Thursday, 11 November 2010

World Film Festival Bkk - Jacques Doillon

The honourary director at the The Nation's World Film Fest this year is Jacques Doillon. There was a little workshop at the Alliance Francaise last week, with a little discussion between him, some students and Professor Gerard Fouquet. Jacques was funny, totally passionate and extremely natural, of course he was intense in a way but his message to the film students present was pretty clear, just do it, even with a little money, it is all possible and there is no need to descend to the realm of advertising as no good will come of it, really, not in the end, and all must save and support independent film. I especially enjoyed his imitations of the little girl Victoire who played Ponette in his film of the same name during the panel discussion.

I tagged along with Lee to the French ambassador's residence for the reception for Jacques, it was lovely, especially with the cool breeze that one only experiences this time of the year. There was a wedding next door at The Oriental, a rather big wedding as there were fireworks, it was rather grand, and a wonderful coincidence that there should be a light show perhaps for Monsier Doillon at the French Ambassador's Residence. I would've liked to think so anyway.
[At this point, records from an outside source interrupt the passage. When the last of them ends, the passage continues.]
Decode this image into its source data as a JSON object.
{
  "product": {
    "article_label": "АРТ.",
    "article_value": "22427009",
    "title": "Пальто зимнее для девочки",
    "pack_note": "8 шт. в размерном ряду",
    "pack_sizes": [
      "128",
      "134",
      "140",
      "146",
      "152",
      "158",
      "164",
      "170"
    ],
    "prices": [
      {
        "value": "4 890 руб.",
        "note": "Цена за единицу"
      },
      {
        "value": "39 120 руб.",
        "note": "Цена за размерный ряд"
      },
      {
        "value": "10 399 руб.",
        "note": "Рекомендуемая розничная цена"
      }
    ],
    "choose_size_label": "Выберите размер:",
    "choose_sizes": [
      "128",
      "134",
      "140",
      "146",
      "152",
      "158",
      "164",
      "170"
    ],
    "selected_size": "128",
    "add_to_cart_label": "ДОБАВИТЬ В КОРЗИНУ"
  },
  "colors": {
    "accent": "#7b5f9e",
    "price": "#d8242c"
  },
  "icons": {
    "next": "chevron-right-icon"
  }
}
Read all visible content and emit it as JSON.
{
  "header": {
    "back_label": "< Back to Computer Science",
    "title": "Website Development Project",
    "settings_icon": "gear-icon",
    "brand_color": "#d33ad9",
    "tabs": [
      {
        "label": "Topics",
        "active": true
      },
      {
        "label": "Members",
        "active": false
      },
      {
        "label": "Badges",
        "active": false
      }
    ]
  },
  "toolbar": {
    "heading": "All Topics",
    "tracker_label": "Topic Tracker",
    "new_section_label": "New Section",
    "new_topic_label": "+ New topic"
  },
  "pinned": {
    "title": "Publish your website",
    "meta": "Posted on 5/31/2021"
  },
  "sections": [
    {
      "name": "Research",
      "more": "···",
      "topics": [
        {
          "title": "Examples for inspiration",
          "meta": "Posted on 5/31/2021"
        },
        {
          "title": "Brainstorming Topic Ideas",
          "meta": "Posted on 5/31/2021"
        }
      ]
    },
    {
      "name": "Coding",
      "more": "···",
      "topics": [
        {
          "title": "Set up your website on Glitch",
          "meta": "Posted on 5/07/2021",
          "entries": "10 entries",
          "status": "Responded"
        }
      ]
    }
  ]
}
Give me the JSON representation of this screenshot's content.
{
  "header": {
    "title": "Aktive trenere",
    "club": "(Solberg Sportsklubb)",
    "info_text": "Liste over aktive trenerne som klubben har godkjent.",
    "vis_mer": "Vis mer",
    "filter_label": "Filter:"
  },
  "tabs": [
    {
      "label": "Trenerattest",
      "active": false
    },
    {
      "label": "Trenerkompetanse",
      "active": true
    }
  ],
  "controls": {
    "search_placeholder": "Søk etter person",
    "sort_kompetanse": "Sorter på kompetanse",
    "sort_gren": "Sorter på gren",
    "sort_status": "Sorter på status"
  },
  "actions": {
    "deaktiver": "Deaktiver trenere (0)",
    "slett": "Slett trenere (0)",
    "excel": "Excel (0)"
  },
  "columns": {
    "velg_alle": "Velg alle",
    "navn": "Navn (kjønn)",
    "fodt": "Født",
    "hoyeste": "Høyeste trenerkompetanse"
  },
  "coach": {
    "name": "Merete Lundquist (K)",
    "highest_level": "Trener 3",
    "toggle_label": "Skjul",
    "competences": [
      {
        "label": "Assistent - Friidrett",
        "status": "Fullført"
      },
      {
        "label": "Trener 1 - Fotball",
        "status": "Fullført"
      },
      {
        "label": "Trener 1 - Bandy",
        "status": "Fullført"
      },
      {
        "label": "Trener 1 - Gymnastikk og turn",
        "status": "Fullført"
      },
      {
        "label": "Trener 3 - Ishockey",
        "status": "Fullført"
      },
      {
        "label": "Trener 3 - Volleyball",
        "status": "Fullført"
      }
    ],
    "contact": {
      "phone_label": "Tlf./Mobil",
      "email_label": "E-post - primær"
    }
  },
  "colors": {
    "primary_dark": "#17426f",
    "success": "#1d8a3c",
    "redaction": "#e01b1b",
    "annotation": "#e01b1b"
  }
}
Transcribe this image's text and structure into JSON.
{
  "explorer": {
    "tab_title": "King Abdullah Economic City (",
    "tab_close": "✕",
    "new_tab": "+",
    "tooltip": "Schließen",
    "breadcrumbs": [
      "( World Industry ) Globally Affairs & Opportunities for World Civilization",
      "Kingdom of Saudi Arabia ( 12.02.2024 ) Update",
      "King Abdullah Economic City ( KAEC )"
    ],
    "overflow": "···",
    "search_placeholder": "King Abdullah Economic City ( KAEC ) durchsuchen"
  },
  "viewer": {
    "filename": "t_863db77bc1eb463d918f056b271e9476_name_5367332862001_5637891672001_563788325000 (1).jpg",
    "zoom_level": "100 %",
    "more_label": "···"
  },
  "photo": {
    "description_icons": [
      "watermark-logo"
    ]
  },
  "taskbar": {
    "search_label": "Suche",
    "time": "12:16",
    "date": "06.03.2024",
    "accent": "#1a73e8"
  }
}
The first film I saw of Jacques' was couple days after the reception, on Saturday, called Mariage a Trois - a film with Pascal Gregory, Julie Depardieu, Louis Carrel and this red head who was rather gorgeous with a porcelain-like face and body reminiscent of a muse in Boticelli's paintings (less voluptuous though). Sure there was a lot of talking but it was funny, ironic and at points utterly absurd, in the way that they took each other so seriously, you could almost see the characters caricatures of themselves and Jacques having fun with it. . . indulgent in parts but not in the way that it went on and on as there was always action and movement, I felt that he reflected well the utterly narcissistic, neurotic nature of all those in the film . . . a screenplay writer, actors, an intern (the redhead muse upstairs) and a producer. A cute, little satire that left me thinking - whooa . .they are crazy, but kinda sweet. It was produced by Paulo Branco (the Portugese producer who is Andre's hero), I did not know who he was last summer when Andre invited me to dinner with him, so to see his name in the credits, and also Gregory Bernard's who is also OLT's partner, the funniest guy ever - I was pleasantly surprised at the smallness of the world. The film also left me feeling rather warm and fuzzy.

I saw Ponette the day after, one of Jacques earlier films. It was really sweet, the story of a 4 year old girl Ponette dealing with the sudden loss of her mother.

She was really brilliant, the little girl and how Jacques managed to film these children and their little world, the way they spoke and how they dealt with each other. I particularly loved one scene with the little girls discussing the marital status of their parents, such precocious little things trying to figure out what "celibataire" meant. I wonder why films like this are not made any more . . . maybe because they are not so tortured and it is a bit old-fashioned, I mean, it was a simple movie about a little girl and what she was going through, though really, the concepts of life, death, god, letting go, pain/love it was all there, albeit with little children. There was a passage discussing religion and certain stereotypes thereof, I thought that if that came out of an adult one would be pretty shocked at how risque it was, but not from kids, then it's funny. So maybe presenting loss and looking at the complexity of ordeals and issues through the eyes of a child gives the film not only life but a refreshing prespective on life, loss and love. The last line, "Maman, elle m'a dit appredre d'etre contente" (Mum, she said learn to be happy) says it all really, the perfect words to the perpetually brooding child. The film gives one hope that, no matter what, it is possible to be happy after a dreadful loss and that the world is not a sphere for perpetual brooding. Thank goodness for that. See you in Paris Jacques!